3. The Necklace of Kali
By Robert Towers
Harcourt Brace, 1960
For a refreshing, refracted perspective on colonial India—that of a U.S. State Department officer in the days "when the weird old body of the British Raj was at last thrashing like some foundering dinosaur towards extinction"— read Robert Towers's "The Necklace of Kali." Consulate Visa Officer John Wickham is part of what is called the "Jungly Wallah" set: "a shifting population of rich Indians, Persians, Armenians, poor but ingenious White Russians . . . and assorted American and Britons," who take their name from the club they all frequent. Wickham is a complicated, principled man, whose dealings with people from all strata of society mirror the uneasiness of a country on the cusp of a bloody independence.
4. Sea of Poppies
By Amitay Ghosh
Farrar, Straus & Giroux, 2008
Amitay Ghosh uses a vast and vibrant canvas for "Sea of Poppies," the first in a trilogy that is still being written. Set in the years before the Opium Wars in the mid-19th century, when Britain was making a fortune from poppy crops in India, the story opens in the port city of Calcutta and brings together characters that include a low-caste giant who runs away with a widow; a mulatto sailor with "skin the color of old ivory"; and Paulette, a French orphan. These people will meet as they gradually make their way to the Ibis, a triple-masted schooner that is being prepped to take indentured workers to Mauritius, off the African coast. Ghosh revels in the joy of language—"as chuckmuck a rascal as ever you'll see: eyes as bright as muggerbees, smile like a xeraphim"—but he is also a splendid storyteller. In the last pages, the Ibis is being tossed by a mighty storm, the characters growing desperate. I was desperate, too, for the next book.

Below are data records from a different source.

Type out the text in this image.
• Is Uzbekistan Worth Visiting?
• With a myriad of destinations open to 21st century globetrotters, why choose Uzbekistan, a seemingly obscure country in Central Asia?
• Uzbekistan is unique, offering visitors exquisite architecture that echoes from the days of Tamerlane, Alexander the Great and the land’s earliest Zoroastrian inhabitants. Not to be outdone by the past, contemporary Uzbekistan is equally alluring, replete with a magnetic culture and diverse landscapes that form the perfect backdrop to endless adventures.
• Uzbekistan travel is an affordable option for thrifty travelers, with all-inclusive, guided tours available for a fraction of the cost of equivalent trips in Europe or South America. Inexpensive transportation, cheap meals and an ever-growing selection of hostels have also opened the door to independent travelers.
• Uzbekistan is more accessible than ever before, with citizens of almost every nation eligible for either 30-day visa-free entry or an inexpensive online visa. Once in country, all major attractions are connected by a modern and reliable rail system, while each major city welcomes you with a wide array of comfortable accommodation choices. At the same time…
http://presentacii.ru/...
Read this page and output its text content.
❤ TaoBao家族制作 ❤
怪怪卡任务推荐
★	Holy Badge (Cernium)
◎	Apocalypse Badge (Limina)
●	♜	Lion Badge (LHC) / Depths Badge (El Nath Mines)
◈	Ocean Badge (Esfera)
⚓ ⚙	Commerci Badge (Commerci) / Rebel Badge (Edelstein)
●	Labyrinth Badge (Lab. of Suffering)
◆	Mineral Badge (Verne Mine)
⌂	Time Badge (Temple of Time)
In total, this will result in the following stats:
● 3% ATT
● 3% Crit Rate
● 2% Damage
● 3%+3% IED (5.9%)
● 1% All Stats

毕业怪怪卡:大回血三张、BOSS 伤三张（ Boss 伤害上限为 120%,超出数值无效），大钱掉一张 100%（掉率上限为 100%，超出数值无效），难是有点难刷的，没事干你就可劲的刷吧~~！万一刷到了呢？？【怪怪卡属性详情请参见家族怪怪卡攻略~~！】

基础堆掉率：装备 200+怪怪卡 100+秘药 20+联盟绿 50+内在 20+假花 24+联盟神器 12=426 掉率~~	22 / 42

5. A Many-Splendored Thing
By Han Suyin 韓素英 (洋人)
Little, Brown, 1952
"You can't be both east and west at the same time," says British foreign correspondent Mark Elliott to the beautiful Eurasian doctor Han Suyin. But of course she can, in roiling, postwar colonial Hong Kong, where people "circulate among the bridge and mahjong tables." In Han's semiautobiographical novel "A Many-Splendored Thing," the widowed doctor embarks on a doomed, short-lived affair with the dashing—and married—journalist. The starry-eyed quality of their infatuation leads to occasional sentimentality: "Mark and I had many friends, and one of them was the moon." But the book is an invaluable—and startlingly modern—record of a certain time and place, thanks to Han's razor-sharp eye for the hypocrisies of the colonial order, as when a society matron remarks that "Hong Kong would be a wonderful place if there were not so many Chinese."
—Ms. Lee's novel, "The Piano Teacher," was recently published in paperback.